Rotterdam 2024 Review: THE LIGHT Points Attention To An Art Scandal

Alexander Lind's documentary sheds some much-needed light on a bizarre controversy.

In May 1995, Denmark was celebrating the fiftieth anniversary of the end of its occupation by the Nazis during World War 2, and many festivities were planned. As part of these, an art installation called 'Peace Sculpture 1995' was greenlit (literally): on the evening of the 4th of March, a string of connected lasers would light up the coast of Denmark and expose the remains of the 6000 German bunkers which were built there to protect Germany from invasion by the Allied Forces.

Denmark has traditionally put up lights everywhere in May to commemorate the end of the war, so this seemed like a nice enough project, a spectacular light in a sea of lights, right?

Wrong, apparently...

When the plans became known, some dissenting voices were highlighted by the media. Some said the lasers were heralding the work of the Nazis. Some said the sculpture was a stab at the Danish people who had built these bunkers, calling them collaborators. Others claimed that the project intended to drown out the lights set up for the resistance fighters. Indeed, some resistance fighters felt snubbed for not being consulted and argued that the project was an intended insult to them.

As 'Peace Sculpture 1995' was quite costly and required government funding, Denmark's minister for culture was put in the spotlight as well, with opposing parties demanding she'd end the project.

Normally some controversy is to an artwork's advantage. People start talking about it, discuss the themes behind it, and it can make the creators rich and (in)famous. Not so in this case though: artist Elle-Mie Ejdrup Hansen and the team who helped make the laser sculpture were hounded by media, received death threats even, and often were blacklisted afterwards, sometimes for decades. Some of the laser installations ended up sabotaged or vandalized. 'Why?' is the big question Alexander Lind's documentary Lyset a.k.a. The Light tries to answer.

In the film, we get an overview of the project's set-up and its aftermath. In 1995 most people had only heard about the Internet and most people weren't on social media, so the discussion happened primarily in television talkshows and newspapers, all of which were happy to sensationalize the issue and show a skewed version of the intentions. Opponents were given lots of leeway and airtime, and the fact that both the artist and the minister of culture were women was openly frowned upon by older male colleagues who accused them of not being able to 'read the room' properly.

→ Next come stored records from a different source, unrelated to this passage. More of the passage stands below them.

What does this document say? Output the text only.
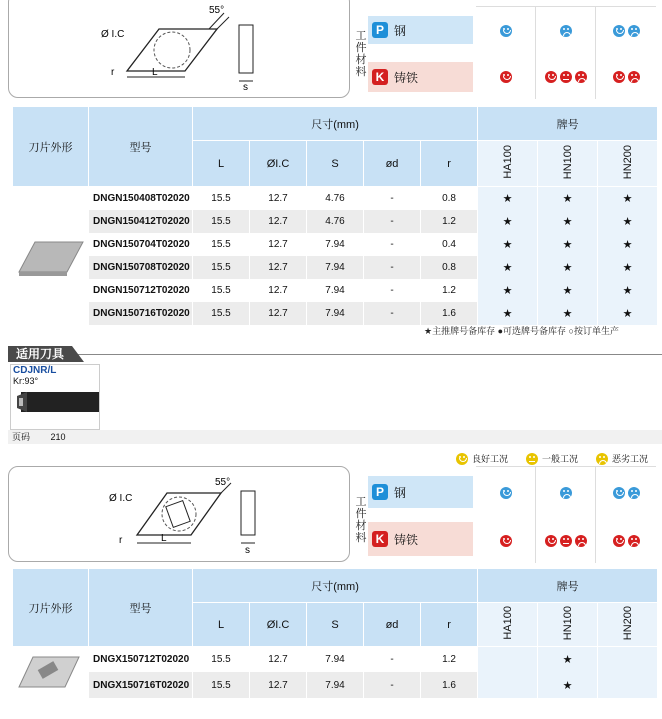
55°
Ø I.C
r	L
s
工
件
材
料
P 钢
K 铸铁
刀片外形	型号	尺寸(mm)					牌号		
		L	ØI.C	S	ød	r	HA100	HN100	HN200
	DNGN150408T02020	15.5	12.7	4.76	-	0.8	★	★	★
	DNGN150412T02020	15.5	12.7	4.76	-	1.2	★	★	★
	DNGN150704T02020	15.5	12.7	7.94	-	0.4	★	★	★
	DNGN150708T02020	15.5	12.7	7.94	-	0.8	★	★	★
	DNGN150712T02020	15.5	12.7	7.94	-	1.2	★	★	★
	DNGN150716T02020	15.5	12.7	7.94	-	1.6	★	★	★
★主推牌号备库存 ●可选牌号备库存 ○按订单生产
适用刀具
CDJNR/L
Kr:93°
页码 210
良好工况	一般工况	恶劣工况
55°
Ø I.C
r	L
s
工
件
材
料
P 钢
K 铸铁
刀片外形	型号	尺寸(mm)					牌号		
		L	ØI.C	S	ød	r	HA100	HN100	HN200
	DNGX150712T02020	15.5	12.7	7.94	-	1.2		★	
	DNGX150716T02020	15.5	12.7	7.94	-	1.6		★	
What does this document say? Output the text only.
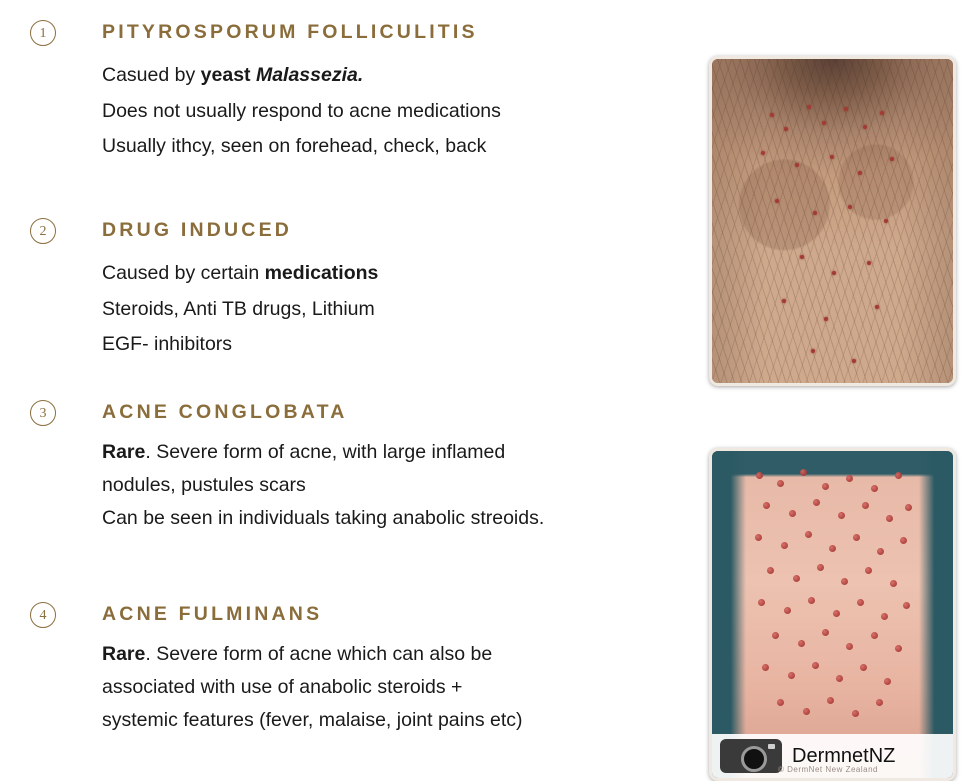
1	PITYROSPORUM FOLLICULITIS
Casued by yeast Malassezia.
Does not usually respond to acne medications
Usually ithcy, seen on forehead, check, back
2	DRUG INDUCED
Caused by certain medications
Steroids, Anti TB drugs, Lithium
EGF- inhibitors
3	ACNE CONGLOBATA
Rare. Severe form of acne, with large inflamed
nodules, pustules scars
Can be seen in individuals taking anabolic streoids.
4	ACNE FULMINANS
Rare. Severe form of acne which can also be
associated with use of anabolic steroids +
systemic features (fever, malaise, joint pains etc)
DermnetNZ
© DermNet New Zealand
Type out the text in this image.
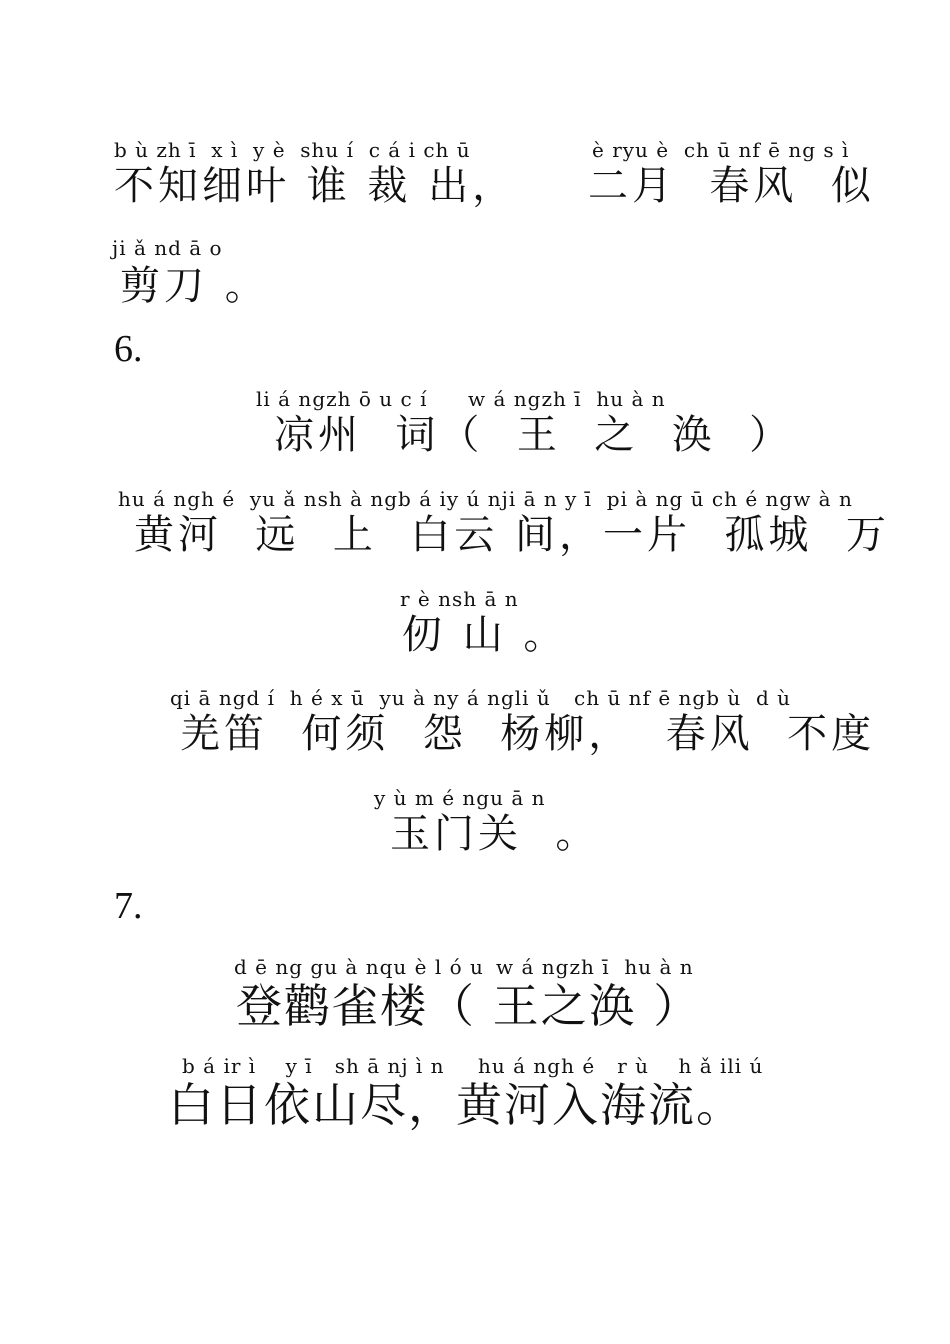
b ù zh ī  x ì  y è  shu í  c á i ch ū
不知细叶 谁 裁 出，
è ryu è  ch ū nf ē ng s ì
二月  春风  似
ji ǎ nd ā o
剪刀 。
6.
li á ngzh ō u c í w á ngzh ī  hu à n
凉州  词（  王  之  涣  ）
hu á ngh é  yu ǎ nsh à ngb á iy ú nji ā n y ī  pi à ng ū ch é ngw à n
黄河  远  上  白云 间，一片  孤城  万
r è nsh ā n
仞 山 。
qi ā ngd í  h é x ū  yu à ny á ngli ǔ ch ū nf ē ngb ù  d ù
羌笛  何须  怨  杨柳，  春风  不度
y ù m é ngu ā n
玉门关  。
7.
d ē ng gu à nqu è l ó u w á ngzh ī  hu à n
登鹳雀楼（ 王之涣 ）
b á ir ì    y ī   sh ā nj ì n hu á ngh é   r ù    h ǎ ili ú
白日依山尽，黄河入海流。
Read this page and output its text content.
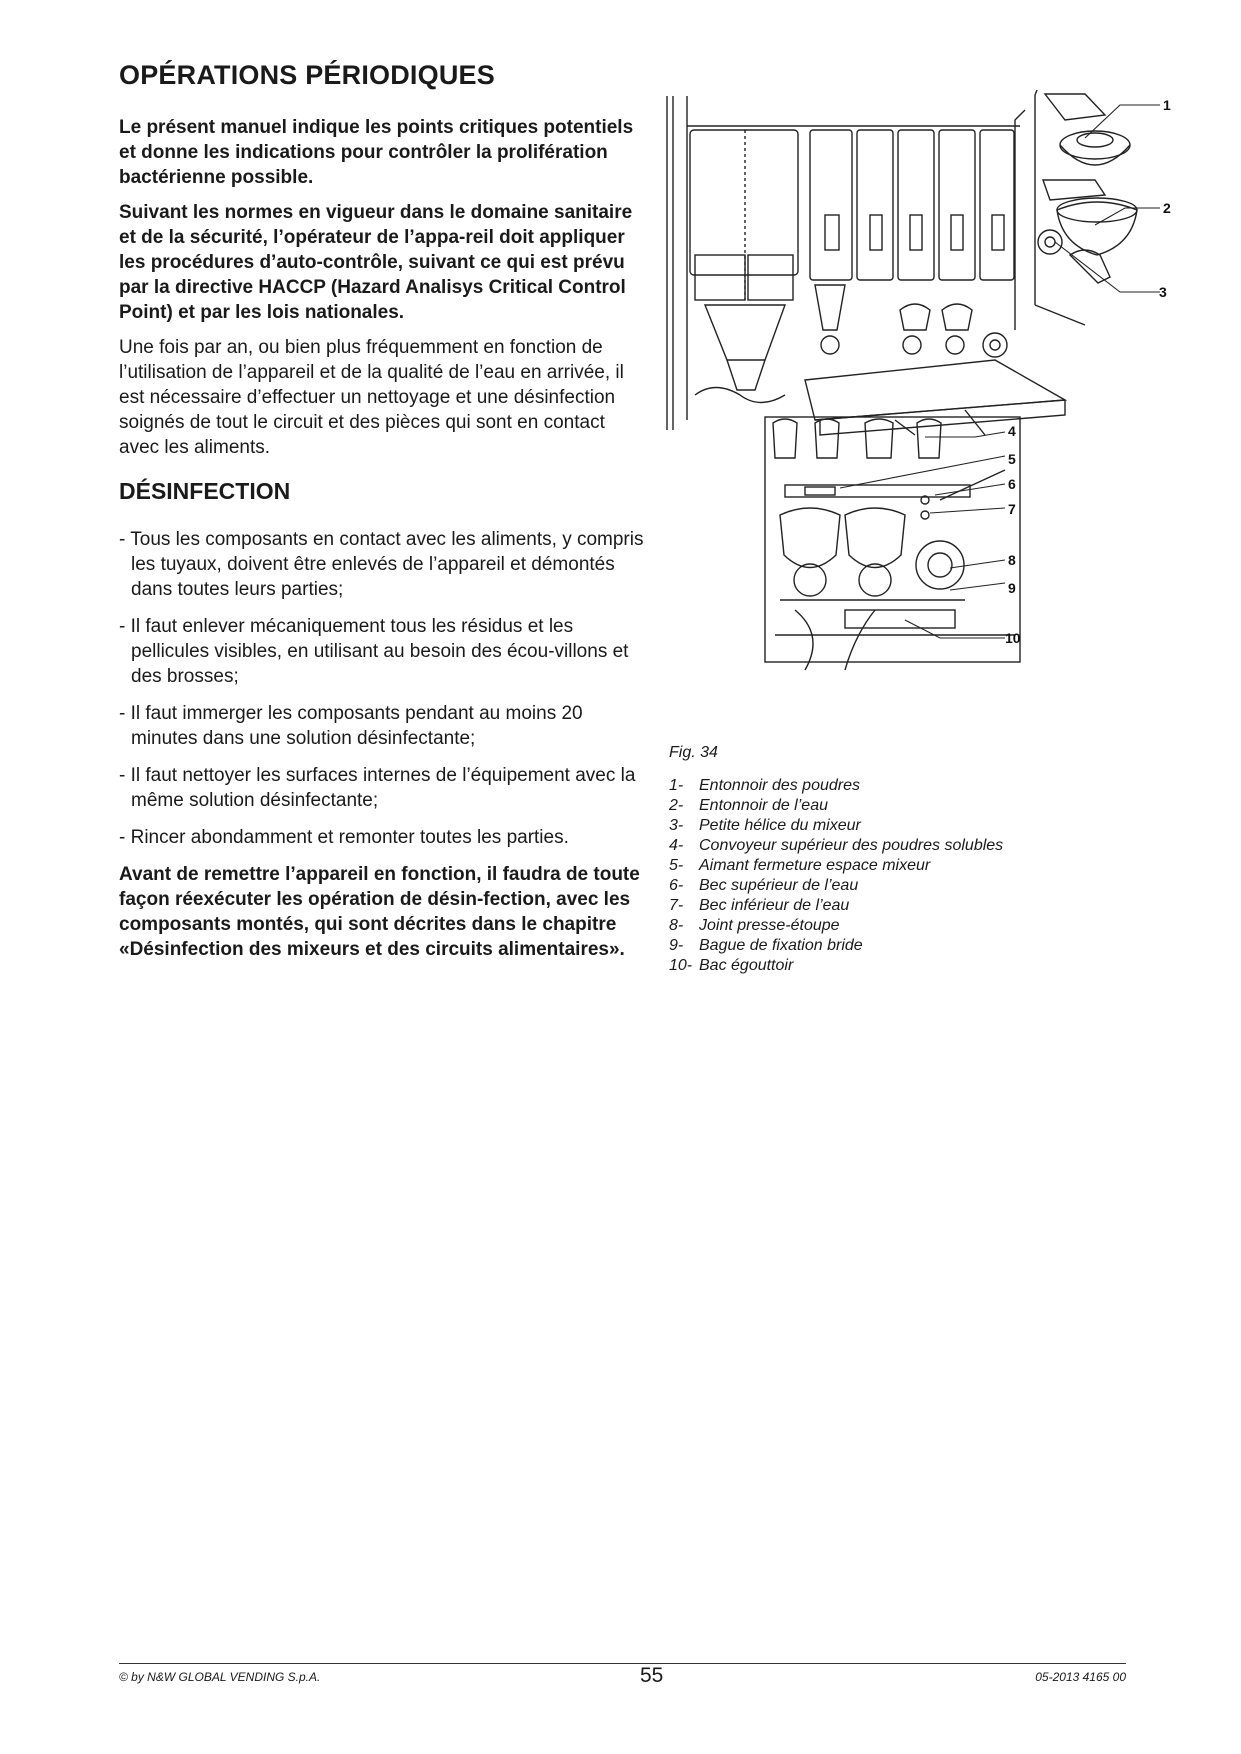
OPÉRATIONS PÉRIODIQUES

Le présent manuel indique les points critiques potentiels et donne les indications pour contrôler la prolifération bactérienne possible.

Suivant les normes en vigueur dans le domaine sanitaire et de la sécurité, l’opérateur de l’appa-reil doit appliquer les procédures d’auto-contrôle, suivant ce qui est prévu par la directive HACCP (Hazard Analisys Critical Control Point) et par les lois nationales.

Une fois par an, ou bien plus fréquemment en fonction de l’utilisation de l’appareil et de la qualité de l’eau en arrivée, il est nécessaire d’effectuer un nettoyage et une désinfection soignés de tout le circuit et des pièces qui sont en contact avec les aliments.

DÉSINFECTION
- Tous les composants en contact avec les aliments, y compris les tuyaux, doivent être enlevés de l’appareil et démontés dans toutes leurs parties;
- Il faut enlever mécaniquement tous les résidus et les pellicules visibles, en utilisant au besoin des écou-villons et des brosses;
- Il faut immerger les composants pendant au moins 20 minutes dans une solution désinfectante;
- Il faut nettoyer les surfaces internes de l’équipement avec la même solution désinfectante;
- Rincer abondamment et remonter toutes les parties.

Avant de remettre l’appareil en fonction, il faudra de toute façon réexécuter les opération de désin-fection, avec les composants montés, qui sont décrites dans le chapitre «Désinfection des mixeurs et des circuits alimentaires».

1
2
3
4
5
6
7
8
9
10
Fig. 34
1- Entonnoir des poudres
2- Entonnoir de l’eau
3- Petite hélice du mixeur
4- Convoyeur supérieur des poudres solubles
5- Aimant fermeture espace mixeur
6- Bec supérieur de l’eau
7- Bec inférieur de l’eau
8- Joint presse-étoupe
9- Bague de fixation bride
10- Bac égouttoir
© by N&W GLOBAL VENDING S.p.A.	55	05-2013 4165 00
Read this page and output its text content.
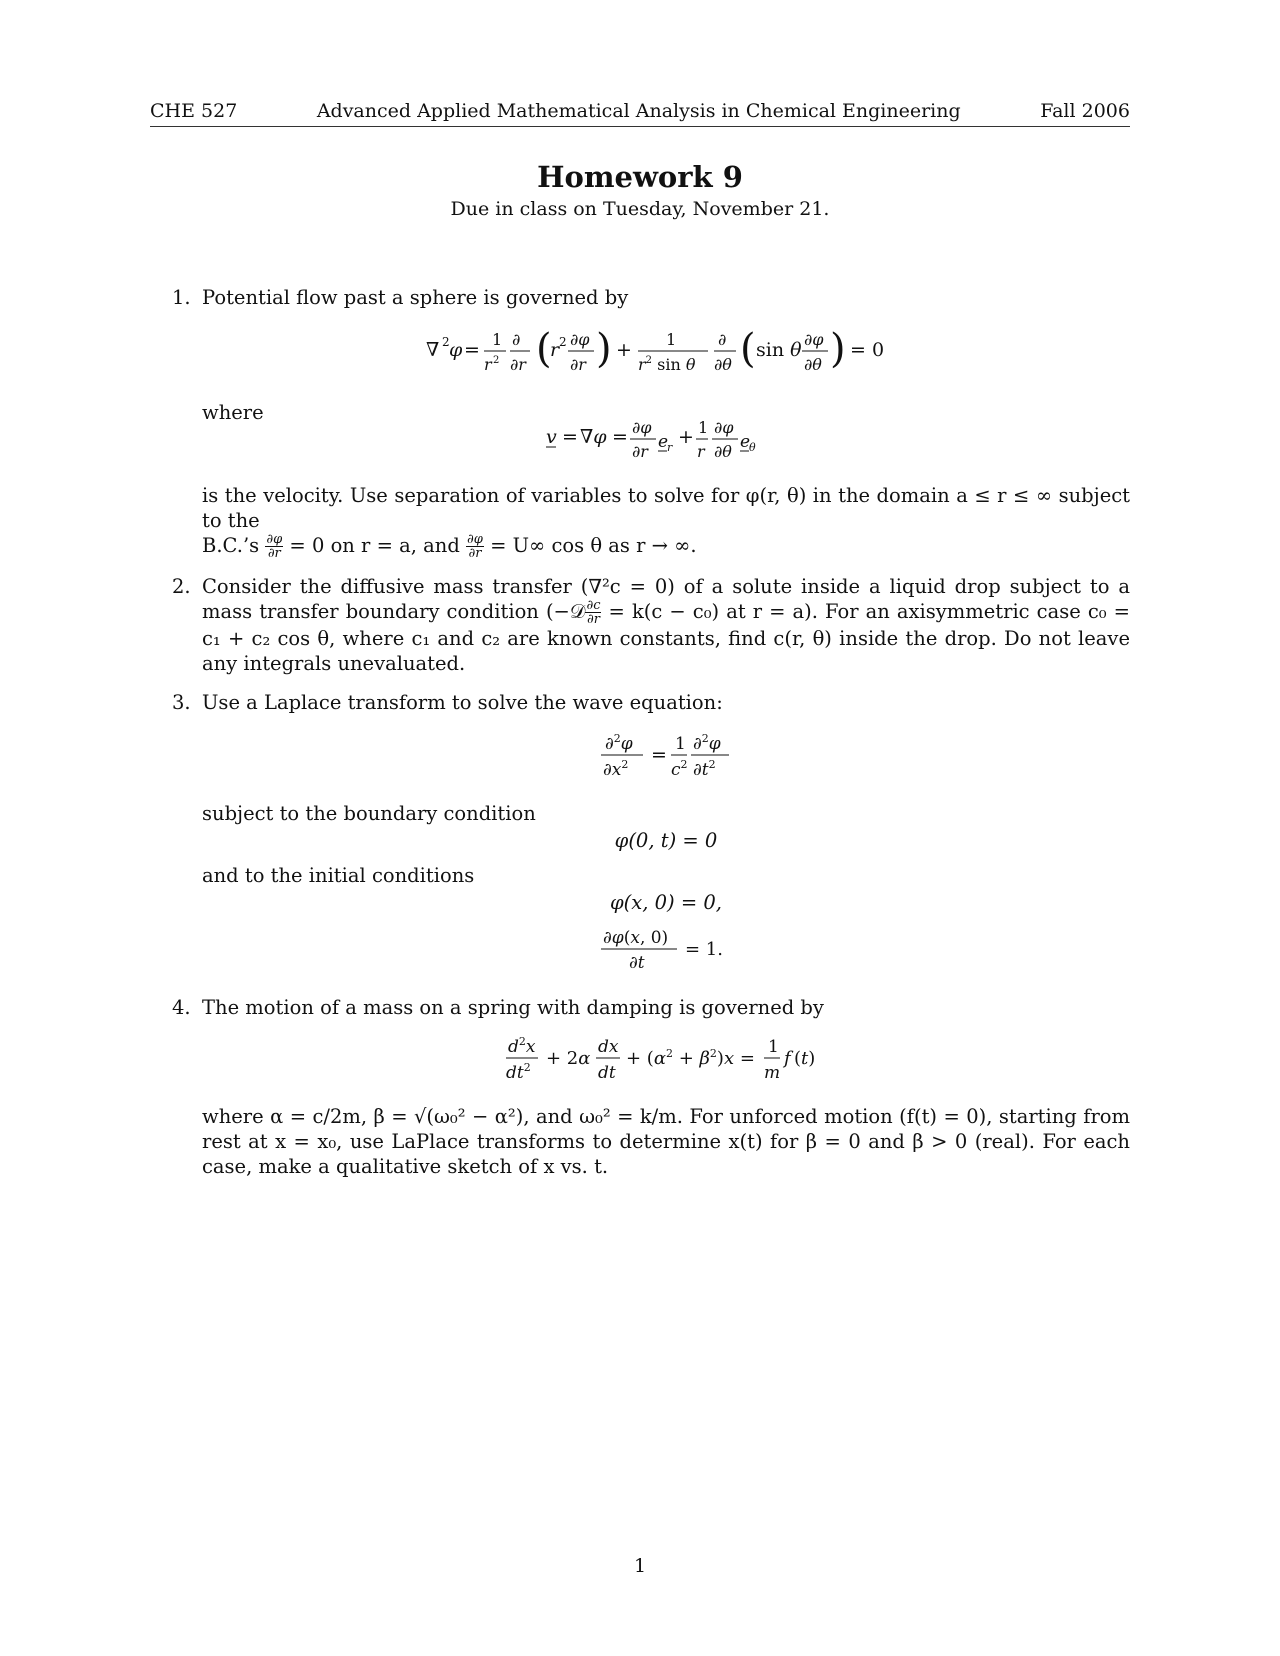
CHE 527	Advanced Applied Mathematical Analysis in Chemical Engineering	Fall 2006
Homework 9
Due in class on Tuesday, November 21.
1. Potential flow past a sphere is governed by
∇ 2 φ = 1
r 2
∂
∂r (
r 2 ∂φ
∂r ) + 1
$r^2$ sin θ
∂
∂θ ( sin θ ∂φ
∂θ ) = 0
where
v = ∇φ = ∂φ
∂r e
r + 1
r
∂φ
∂θ e
θ
is the velocity. Use separation of variables to solve for φ(r, θ) in the domain a ≤ r ≤ ∞ subject to the
B.C.’s $\frac{\partial\varphi}{\partial r} = 0$ on r = a, and $\frac{\partial\varphi}{\partial r} = U\infty$ cos θ as r → ∞.
2. Consider the diffusive mass transfer (∇²c = 0) of a solute inside a liquid drop subject to a mass transfer boundary condition (−𝒟 $\frac{\partial c}{\partial r} = k(c - c_0)$ at r = a). For an axisymmetric case c₀ = c₁ + c₂ cos θ, where c₁ and c₂ are known constants, find c(r, θ) inside the drop. Do not leave any integrals unevaluated.
3. Use a Laplace transform to solve the wave equation:
∂$^2$φ
$\partial x^2 = 1$
$c^2$
∂$^2$φ
$\partial t^2$
subject to the boundary condition
φ(0, t) = 0
and to the initial conditions
φ(x, 0) = 0,
∂φ(x, 0)
∂t
= 1.
4. The motion of a mass on a spring with damping is governed by
$d^2x$
$dt^2 + 2\alpha$
dx
dt
+ $(\alpha^2 + \beta^2)x$ =
1
m
f (t)
where α = c/2m, β = √(ω₀² − α²), and ω₀² = k/m. For unforced motion (f(t) = 0), starting from rest at x = x₀, use LaPlace transforms to determine x(t) for β = 0 and β > 0 (real). For each case, make a qualitative sketch of x vs. t.
1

In the Netherlands we celebrate the same thing on the same day, and we also have our share of German bunkers peppering our coasts, so this documentary was pretty easy for me to get into, as in: this could CERTAINLY have happened here. Danish director Alexander Lind keeps the tempo high, the length short at 70 minutes, you don't get the opportunity to get bored and not only could he use a wealth of archival material, he also managed to get many of the key players in this story to speak up about what happened.

Summing it up: this is a pretty great documentary, informative with a bit of a sting in it sometimes. Audiences in Rotterdam really liked what they saw and awarded the film a rating of 4.5 out of 5.


The Light had its International Première at the International Film Festival Rotterdam and will be travelling the festival circuit onward.